Mexicanism . Nightjar. A medium-sized bird with gray plumage, of the caprimúlgida family, present in both Europe and America, with an infinite number of names, depending on the sites. In my country they call it pitaciega. Other names are burlapastores, atajacaminos, cuyeo, cuyabo, bujío, pauraque. . . . .

  
faltarle a alguien un hervor
  5

Colloquial verbal locution with a derogatory tinge. Being somewhat foolish, immature, and lacking in intelligence and experience. In my homeland and many towns in Castile I have heard the almost equivalent expression "to be something lacking", not just to be.

  
sad hill
  11

In English sad hill. Fictional cemetery of 5 . 000 Empty Graves in which the end of the spaghetti western film The Good, the Bad and the Ugly was filmed in 1966. Sad Hill was abandoned until 2015, when the Sad Hill cultural association began its reconstruction.

  
per se, per accidens
  8

I was struck yesterday by the characterization of the argument of authority of the Argentinian comrade Furoya when he said that he did not prove per se that something was true and it is true.
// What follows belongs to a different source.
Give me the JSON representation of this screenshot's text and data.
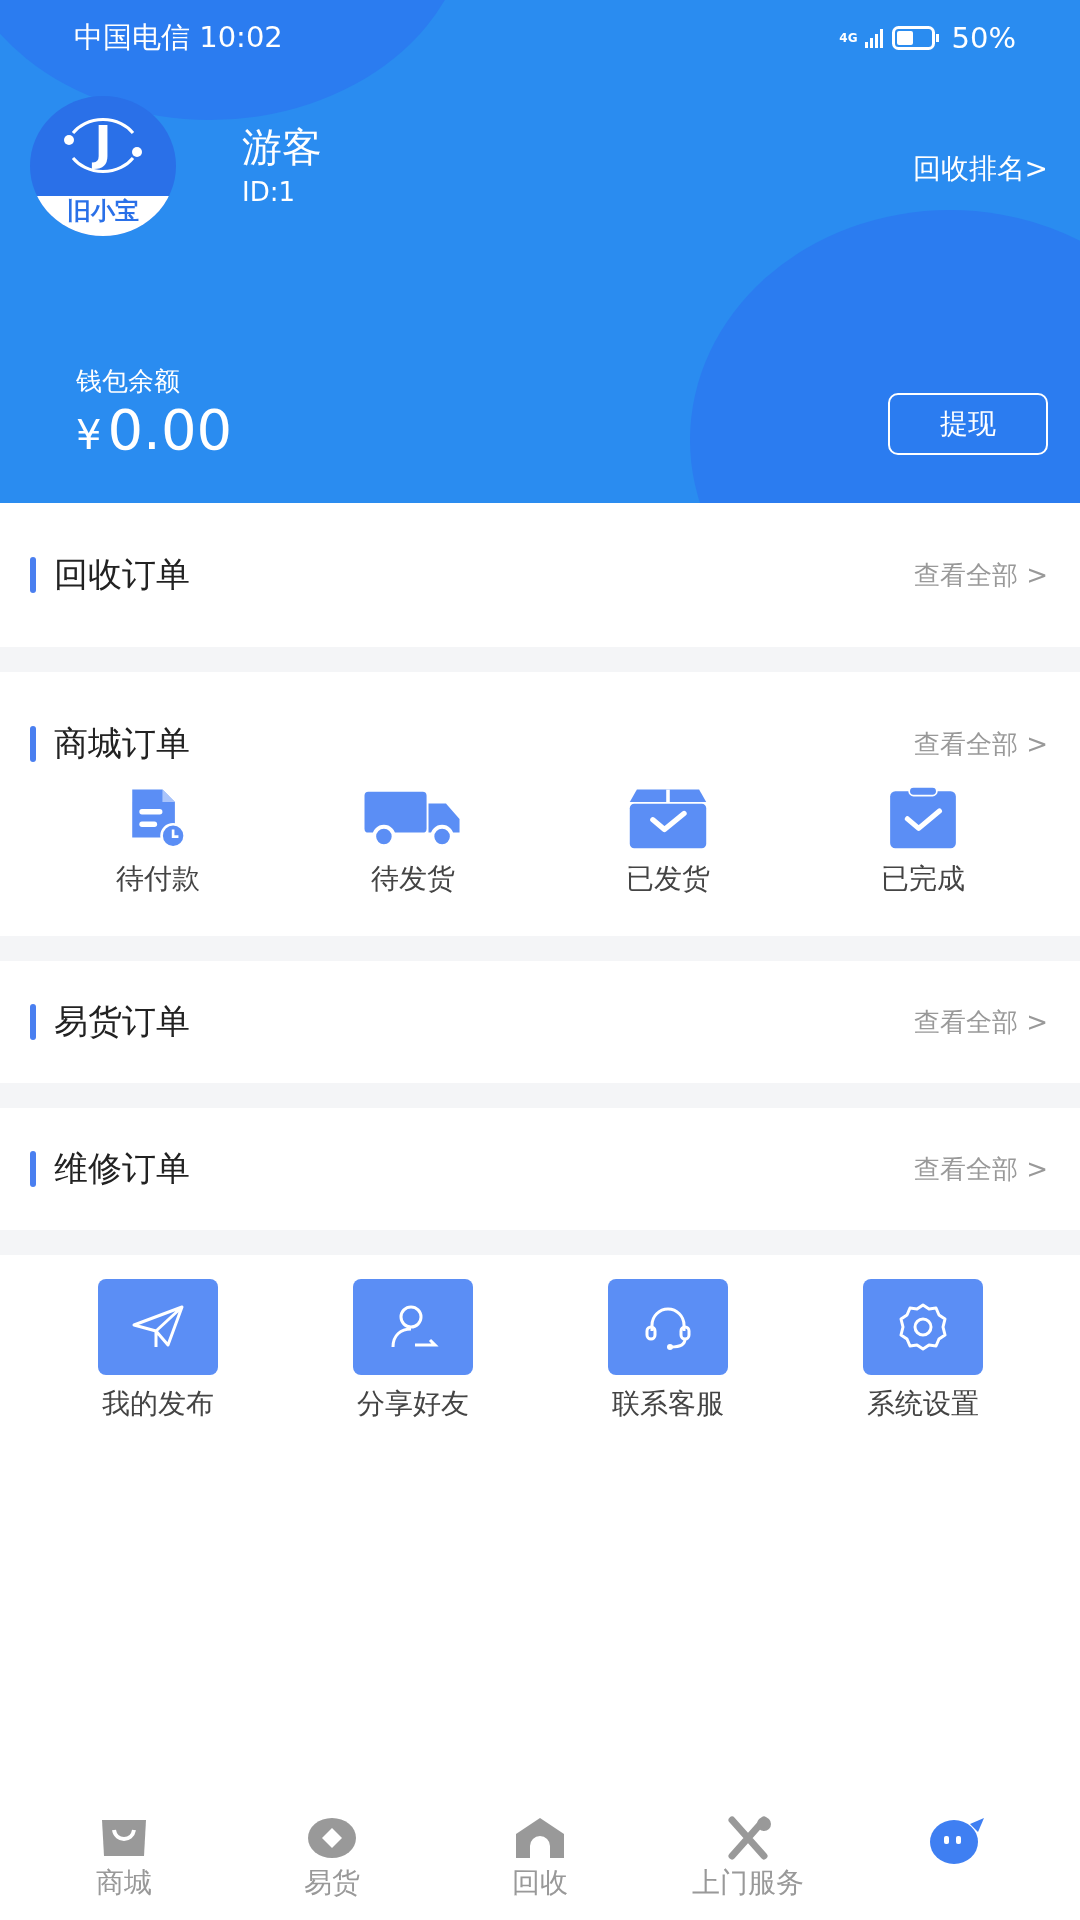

Per se and its antonym per accidens are Latin phrases meaning respectively by itself, by the very nature of something, and accidentally, not by the nature of something but by other non-essential characteristics. These terms are also widely used in the scholastic philosophy that I also studied in my youth.

  
triello
  8

In Italian duel to three, pronounced trielo. This is how Ennio Morricone titled the final three-way duel in Sergio Leone's The Good, the Bad and the Ugly (il Buono, il Brutto e il Cattivo). The triello was filmed in the cemetery of concentric circles of Sad Hill, built ad hoc by soldiers of the army between Santo Domingo de Silos and Contreras in the region of La Sierra de la Demanda in Burgos.

  
esto es la caraba
  7

Ponderative expression of my land used indistinctly in one sense and in the opposite, for good and for bad. They also say this is the repanocha, this is the last straw and others are more determined, this is the rehostia.